As best I could in the candy aisle of a convenience store, while hoping to quickly resolve the issue for which my friend and I had originally stopped, I talked about service to the world as a demonstration of our love of God and God's love of God's creation and everyone for whom Christ died, but there are limits to convenience-store theology, particularly in that moment after sitting in a car for a couple of hours.  But the mind-blowing slogan on the tee-shirt was, essentially, the question of the gate—how much of the world do we risk encountering knowing that there are portions of the world that steal, destroy, and even kill?  How high, strong, and impenetrable do we want the gate to be in order to be insulated from the world?  Do we want our own little gated community?  How can we live in the world without letting the world claim us; without letting it determine who and how we are?
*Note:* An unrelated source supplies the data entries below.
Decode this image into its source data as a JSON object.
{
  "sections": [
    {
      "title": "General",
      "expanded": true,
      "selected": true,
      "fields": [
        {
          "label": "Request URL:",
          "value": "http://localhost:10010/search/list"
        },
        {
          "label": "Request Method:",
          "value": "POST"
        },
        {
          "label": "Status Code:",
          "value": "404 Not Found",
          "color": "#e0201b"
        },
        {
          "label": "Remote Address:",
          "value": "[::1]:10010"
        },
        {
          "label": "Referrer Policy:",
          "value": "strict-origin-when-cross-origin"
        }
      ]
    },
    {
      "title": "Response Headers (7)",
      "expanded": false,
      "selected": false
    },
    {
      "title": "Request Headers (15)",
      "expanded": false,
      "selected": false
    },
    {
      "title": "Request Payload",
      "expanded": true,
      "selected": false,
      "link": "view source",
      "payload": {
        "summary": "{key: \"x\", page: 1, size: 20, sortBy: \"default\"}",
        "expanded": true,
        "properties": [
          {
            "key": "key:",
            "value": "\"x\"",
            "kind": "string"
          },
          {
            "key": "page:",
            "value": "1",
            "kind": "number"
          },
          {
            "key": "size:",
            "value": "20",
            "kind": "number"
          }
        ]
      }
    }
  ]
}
Gates do a lot of things.  Some hold us in.  Some keep others out.  Some mark a place of transition.  Gates can be the point of demarcation where what we were is no longer what we are nor what we will be.  As gates go, Jesus is an odd choice.  If He keeps any out, it's those that everyone thought were locked in—the religious zealot, the chief priest.  If He keeps any in, it's those that everyone assumed couldn't get in—the Samaritan woman, the tax collector, the Roman official, the woman caught in adultery.  But as strange as His choices are about who gets in His pasture and who is kept out, that He lets us come and go is even stranger.  Shouldn't He lock us in before the thieves and bandits get us?  Shouldn't He hold us tightly before we're lured away by yet another voice?

It turns out that the gate, Jesus, represents more than a barrier; He's a threshold, a passage to new life.  Jesus knows that ever since we crossed into the gate, ever since we were claimed by Him, we are changed.  Who we were before we came to the gate and who we are since we entered are not the same people.  Yes, we remain imperfect, subject to temptation, and continue to disobey, but we are not the same persons that we were before we entered the gate.  Everything has changed.  And because we are changed, the gate no longer need lock us in.  We no longer need cower behind the gate's impenetrable walls.  Rather, assured that the gate has claimed us, we are free to live in both realms—to love God and to serve the world.  For the Christian this is really the only choice we have—if we love God we will serve others.  When we do live in both realms, we are not so much choosing to put ourselves at risk of destruction, as we are putting the destroyers at risk of coming to the gate.  We are salt and light in a bland and dark world.

As gates go, Jesus is an odd choice, but that's because there is no other gate like Him.  He is the gate that leads to abundant life, both in this realm and the one to come.  He is the gate who enables us to worship God and to be secure in our service to the world in God's name.  There's no other gate like Him. Thanks be to God.  Amen.